Another key dimension is extraversion or positive emotionality (E). This is commonly used to mean sociability, but to psychologists it means something broader. The mind also contains systems for identifying rewarding things in the environment – food, comfort, mates, kin – and seeking them out. It is thought that brain circuits using the chemical dopamine function to make these positively rewarding stimuli ‘attention grabbing’ (you know the attention grabbing potential of a piece of chocolate cake or a nice looking person). Now these systems seem to be a little more responsive in some people than others.
So some people (high E scorers) are strongly diverted towards intrinsically rewarding things, and others (low E scorers or introverts) can get on just fine without them. High E scorers, not surprisingly, go out more, talk more, want to be famous more, have more sexual partners, and drink and take more drugs than low E scorers. Low E scorers are often more content with relatively quiet, self-contained jobs or hobbies whose rewards maybe longer coming. Extraverts generally describe themselves as happier than introverts, though there is a significant group of happy introverts who have strong, self-contained interests and vocations.
Extraversion and neuroticism are the two most broadly accepted dimensions of personality. Other influential proposals include Openness (with high scorers interested in art and abstract ideas, low scorers practical and down to earth), Conscientiousness (with high scorers methodical and dutiful, low scorers more distractible), and Agreeableness (with high scorers cooperative and trusting, and low scorers more aggressive and hostile). Together these make up the ‘big five’, or OCEAN (Openness, Conscientiousness, Extraversion, Agreeableness, Neuroticism). The OCEAN system is the subject of an online study that we are currently carrying out here at The Open University.

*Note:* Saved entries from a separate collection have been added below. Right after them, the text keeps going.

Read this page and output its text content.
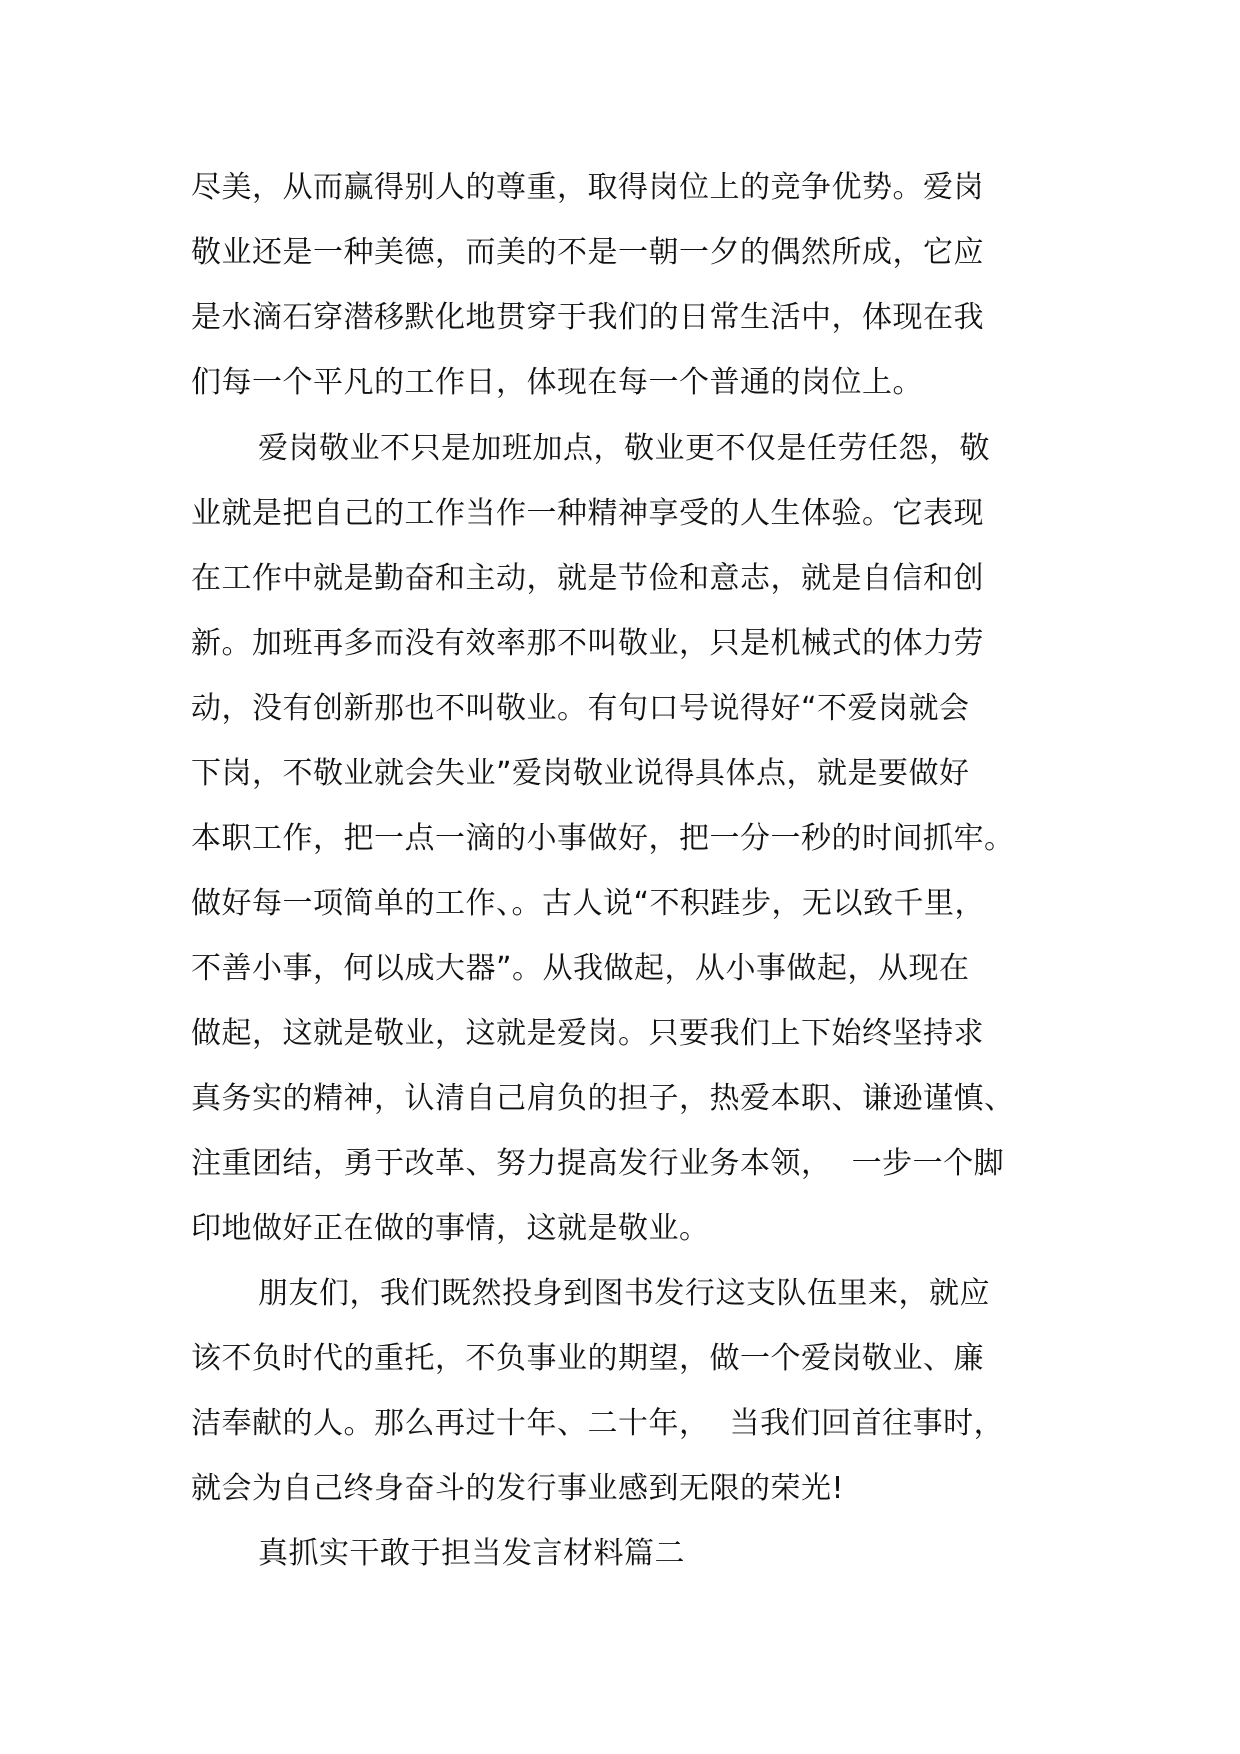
尽美，从而赢得别人的尊重，取得岗位上的竞争优势。爱岗
敬业还是一种美德，而美的不是一朝一夕的偶然所成，它应
是水滴石穿潜移默化地贯穿于我们的日常生活中，体现在我
们每一个平凡的工作日，体现在每一个普通的岗位上。
爱岗敬业不只是加班加点，敬业更不仅是任劳任怨，敬
业就是把自己的工作当作一种精神享受的人生体验。它表现
在工作中就是勤奋和主动，就是节俭和意志，就是自信和创
新。加班再多而没有效率那不叫敬业，只是机械式的体力劳
动，没有创新那也不叫敬业。有句口号说得好“不爱岗就会
下岗，不敬业就会失业”爱岗敬业说得具体点，就是要做好
本职工作，把一点一滴的小事做好，把一分一秒的时间抓牢。
做好每一项简单的工作、。古人说“不积跬步，无以致千里，
不善小事，何以成大器”。从我做起，从小事做起，从现在
做起，这就是敬业，这就是爱岗。只要我们上下始终坚持求
真务实的精神，认清自己肩负的担子，热爱本职、谦逊谨慎、
注重团结，勇于改革、努力提高发行业务本领，  一步一个脚
印地做好正在做的事情，这就是敬业。
朋友们，我们既然投身到图书发行这支队伍里来，就应
该不负时代的重托，不负事业的期望，做一个爱岗敬业、廉
洁奉献的人。那么再过十年、二十年，  当我们回首往事时，
就会为自己终身奋斗的发行事业感到无限的荣光!
真抓实干敢于担当发言材料篇二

People often ask what is the optimum personality profile to have. There is no simple answer to this question. It is certainly true that some extremes carry some risks. Low agreeableness is associated with violence, whilst high neuroticism is associated with the risk of depression and anxiety. However, all the systems whose operation is reflected in personality differences are there for a reason. Anxiety and fear are good things to have (at least a little), because the world actually is full of dangerous things. There is evidence that at least some high N scorers do well at college because they strive hard to avoid failure, and people who get convicted of traffic offences may be less neurotic than those who do not (and therefore, presumably, less fearful to the danger of getting caught).
The balance between the different systems is probably all. If you are an extreme introvert, you might want to challenge yourself to experience the rewards of greater spontaneity and exchange; if you are an extreme extravert, you might want to teach yourself to undertake a long and lonely project that will ultimately be very rewarding. As human beings, we have the unique ability to look in at our personality from the outside and decide what we want to do with it.